Candido Rios, a crime reporter for a regional newspaper, was gunned down outside a convenience store in the eastern town of Hueyapan de Ocampo along with two other people, including a former police inspector.
Rios had been under the protection of a government program designed to keep journalists and rights activists safe from a wave of deadly violence, said Jorge Morales, head of the programme in Veracruz state.

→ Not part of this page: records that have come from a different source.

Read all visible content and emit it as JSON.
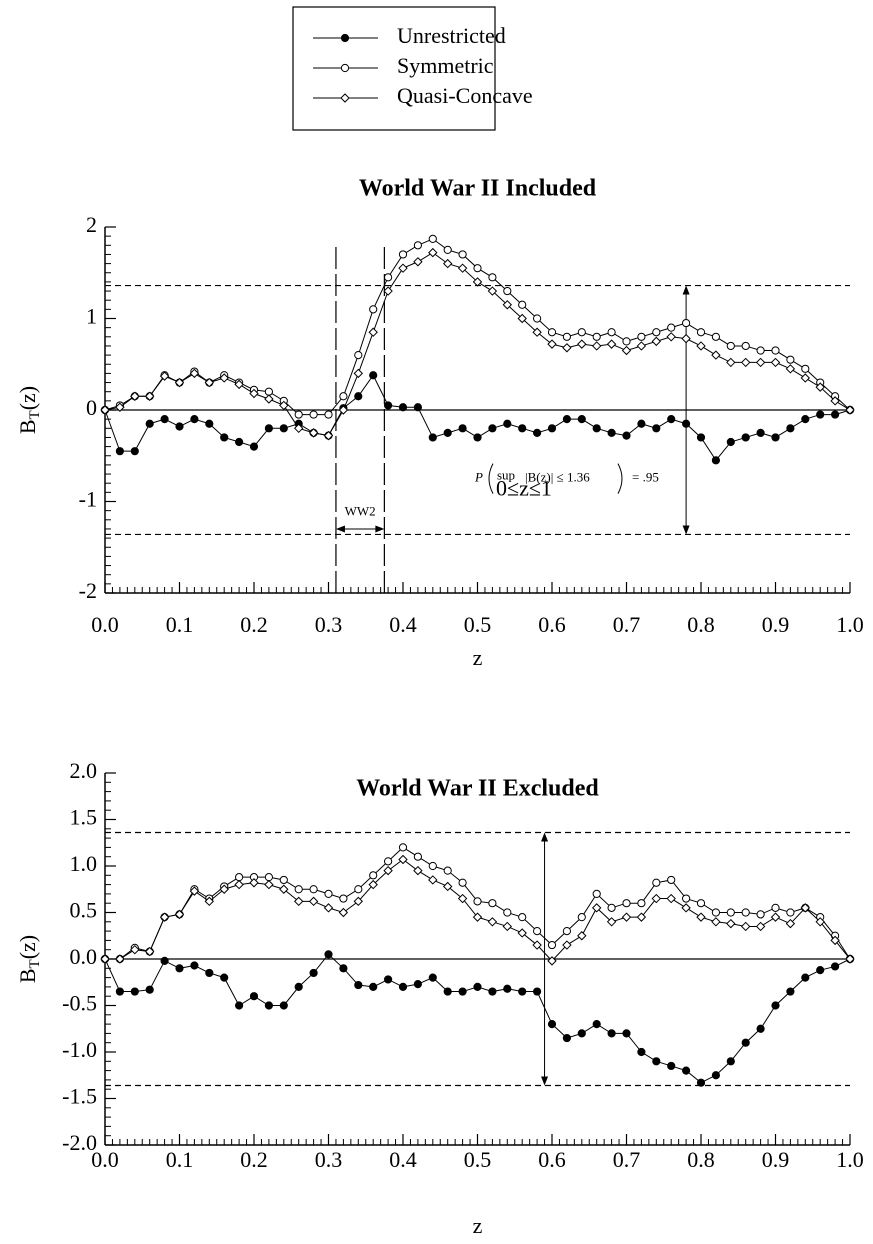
{
  "chart_data": [
    {
      "type": "line",
      "title": "World War II Included",
      "xlabel": "z",
      "ylabel": {
        "base": "B",
        "sub": "T",
        "tail": "(z)"
      },
      "xlim": [
        0,
        1
      ],
      "xticks": [
        {
          "value": 0,
          "label": "0.0"
        },
        0.1,
        0.2,
        0.3,
        0.4,
        0.5,
        0.6,
        0.7,
        0.8,
        0.9,
        {
          "value": 1,
          "label": "1.0"
        }
      ],
      "ylim": [
        -2,
        2
      ],
      "yticks": [
        -2,
        -1,
        0,
        1,
        2
      ],
      "hlines": [
        1.36,
        -1.36
      ],
      "period": [
        0.31,
        0.375
      ],
      "period_label": "WW2",
      "arrow_x": 0.78,
      "annotation": {
        "lead": "P",
        "op": "sup",
        "range": "0≤z≤1",
        "body": "|B(z)| ≤ 1.36",
        "tail": "= .95"
      },
      "x": [
        0,
        0.02,
        0.04,
        0.06,
        0.08,
        0.1,
        0.12,
        0.14,
        0.16,
        0.18,
        0.2,
        0.22,
        0.24,
        0.26,
        0.28,
        0.3,
        0.32,
        0.34,
        0.36,
        0.38,
        0.4,
        0.42,
        0.44,
        0.46,
        0.48,
        0.5,
        0.52,
        0.54,
        0.56,
        0.58,
        0.6,
        0.62,
        0.64,
        0.66,
        0.68,
        0.7,
        0.72,
        0.74,
        0.76,
        0.78,
        0.8,
        0.82,
        0.84,
        0.86,
        0.88,
        0.9,
        0.92,
        0.94,
        0.96,
        0.98,
        1
      ],
      "series": [
        {
          "name": "Unrestricted",
          "color": "#000000",
          "marker": "filled-circle",
          "values": [
            0,
            -0.45,
            -0.45,
            -0.15,
            -0.1,
            -0.18,
            -0.1,
            -0.15,
            -0.3,
            -0.35,
            -0.4,
            -0.2,
            -0.2,
            -0.15,
            -0.25,
            -0.28,
            0.02,
            0.15,
            0.38,
            0.05,
            0.03,
            0.03,
            -0.3,
            -0.25,
            -0.2,
            -0.3,
            -0.2,
            -0.15,
            -0.2,
            -0.25,
            -0.2,
            -0.1,
            -0.1,
            -0.2,
            -0.25,
            -0.28,
            -0.15,
            -0.2,
            -0.1,
            -0.15,
            -0.3,
            -0.55,
            -0.35,
            -0.3,
            -0.25,
            -0.3,
            -0.2,
            -0.1,
            -0.05,
            -0.05,
            0
          ]
        },
        {
          "name": "Symmetric",
          "color": "#000000",
          "marker": "circle",
          "values": [
            0,
            0.05,
            0.15,
            0.15,
            0.38,
            0.3,
            0.42,
            0.3,
            0.38,
            0.3,
            0.22,
            0.2,
            0.1,
            -0.05,
            -0.05,
            -0.05,
            0.15,
            0.6,
            1.1,
            1.45,
            1.7,
            1.8,
            1.87,
            1.75,
            1.7,
            1.55,
            1.45,
            1.3,
            1.15,
            1.0,
            0.85,
            0.8,
            0.85,
            0.8,
            0.85,
            0.75,
            0.8,
            0.85,
            0.9,
            0.95,
            0.85,
            0.8,
            0.7,
            0.7,
            0.65,
            0.65,
            0.55,
            0.45,
            0.3,
            0.15,
            0
          ]
        },
        {
          "name": "Quasi-Concave",
          "color": "#000000",
          "marker": "diamond",
          "values": [
            0,
            0.03,
            0.15,
            0.15,
            0.37,
            0.3,
            0.4,
            0.3,
            0.35,
            0.28,
            0.18,
            0.12,
            0.05,
            -0.2,
            -0.25,
            -0.28,
            0.0,
            0.4,
            0.85,
            1.3,
            1.55,
            1.62,
            1.72,
            1.6,
            1.55,
            1.4,
            1.3,
            1.15,
            1.0,
            0.85,
            0.72,
            0.68,
            0.72,
            0.7,
            0.72,
            0.65,
            0.7,
            0.75,
            0.8,
            0.78,
            0.7,
            0.6,
            0.52,
            0.52,
            0.52,
            0.52,
            0.45,
            0.35,
            0.25,
            0.1,
            0
          ]
        }
      ]
    },
    {
      "type": "line",
      "title": "World War II Excluded",
      "xlabel": "z",
      "ylabel": {
        "base": "B",
        "sub": "T",
        "tail": "(z)"
      },
      "xlim": [
        0,
        1
      ],
      "xticks": [
        {
          "value": 0,
          "label": "0.0"
        },
        0.1,
        0.2,
        0.3,
        0.4,
        0.5,
        0.6,
        0.7,
        0.8,
        0.9,
        {
          "value": 1,
          "label": "1.0"
        }
      ],
      "ylim": [
        -2,
        2
      ],
      "yticks": [
        {
          "value": -2,
          "label": "-2.0"
        },
        -1.5,
        {
          "value": -1,
          "label": "-1.0"
        },
        -0.5,
        {
          "value": 0,
          "label": "0.0"
        },
        0.5,
        {
          "value": 1,
          "label": "1.0"
        },
        1.5,
        {
          "value": 2,
          "label": "2.0"
        }
      ],
      "hlines": [
        1.36,
        -1.36
      ],
      "arrow_x": 0.59,
      "x": [
        0,
        0.02,
        0.04,
        0.06,
        0.08,
        0.1,
        0.12,
        0.14,
        0.16,
        0.18,
        0.2,
        0.22,
        0.24,
        0.26,
        0.28,
        0.3,
        0.32,
        0.34,
        0.36,
        0.38,
        0.4,
        0.42,
        0.44,
        0.46,
        0.48,
        0.5,
        0.52,
        0.54,
        0.56,
        0.58,
        0.6,
        0.62,
        0.64,
        0.66,
        0.68,
        0.7,
        0.72,
        0.74,
        0.76,
        0.78,
        0.8,
        0.82,
        0.84,
        0.86,
        0.88,
        0.9,
        0.92,
        0.94,
        0.96,
        0.98,
        1
      ],
      "series": [
        {
          "name": "Unrestricted",
          "color": "#000000",
          "marker": "filled-circle",
          "values": [
            0,
            -0.35,
            -0.35,
            -0.33,
            -0.02,
            -0.1,
            -0.07,
            -0.15,
            -0.2,
            -0.5,
            -0.4,
            -0.5,
            -0.5,
            -0.3,
            -0.15,
            0.05,
            -0.1,
            -0.28,
            -0.3,
            -0.22,
            -0.3,
            -0.27,
            -0.2,
            -0.35,
            -0.35,
            -0.3,
            -0.35,
            -0.32,
            -0.35,
            -0.35,
            -0.7,
            -0.85,
            -0.8,
            -0.7,
            -0.8,
            -0.8,
            -1.0,
            -1.1,
            -1.15,
            -1.2,
            -1.33,
            -1.25,
            -1.1,
            -0.9,
            -0.75,
            -0.5,
            -0.35,
            -0.2,
            -0.12,
            -0.08,
            0
          ]
        },
        {
          "name": "Symmetric",
          "color": "#000000",
          "marker": "circle",
          "values": [
            0,
            0.0,
            0.12,
            0.08,
            0.45,
            0.48,
            0.75,
            0.65,
            0.78,
            0.88,
            0.88,
            0.88,
            0.85,
            0.75,
            0.75,
            0.7,
            0.65,
            0.75,
            0.9,
            1.05,
            1.2,
            1.1,
            1.0,
            0.95,
            0.82,
            0.62,
            0.6,
            0.5,
            0.45,
            0.3,
            0.15,
            0.3,
            0.45,
            0.7,
            0.55,
            0.6,
            0.6,
            0.82,
            0.85,
            0.65,
            0.6,
            0.5,
            0.5,
            0.5,
            0.48,
            0.55,
            0.5,
            0.55,
            0.45,
            0.25,
            0
          ]
        },
        {
          "name": "Quasi-Concave",
          "color": "#000000",
          "marker": "diamond",
          "values": [
            0,
            0.0,
            0.1,
            0.08,
            0.45,
            0.48,
            0.73,
            0.62,
            0.75,
            0.8,
            0.82,
            0.8,
            0.75,
            0.62,
            0.62,
            0.55,
            0.5,
            0.62,
            0.8,
            0.95,
            1.07,
            0.95,
            0.85,
            0.78,
            0.65,
            0.45,
            0.4,
            0.35,
            0.28,
            0.15,
            -0.02,
            0.15,
            0.25,
            0.55,
            0.4,
            0.45,
            0.45,
            0.65,
            0.65,
            0.55,
            0.45,
            0.4,
            0.38,
            0.35,
            0.35,
            0.45,
            0.38,
            0.55,
            0.4,
            0.2,
            0
          ]
        }
      ]
    }
  ]
}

He was well-known locally for his decade-long career at the newspaper Diario de Acayucan, where he reported on crime and government corruption and had publicly feuded with several former mayors.
The gunmen opened fire with high-powered weapons, killing Acrelio on the spot and badly wounding Rios, who died on the way to hospital.
More than 100 journalists have been murdered since 2006 in Mexico, one of the deadliest countries in the world for journalists, according to the watchdog group Reporters Without Borders.
More than 90 per cent of the killings remain unpunished.
Veracruz, a state dogged by drug cartel wars and corrupt politics, is particularly dangerous: some 20 journalists have been murdered here since 2010.
Last year, 11 journalists were killed in Mexico -- the deadliest year yet. But 2017 could be on track to surpass it.
The violence is part of a wave of bloodshed in Mexico that has left more than 200,000 people dead or missing since the government declared war on drug cartels in 2006.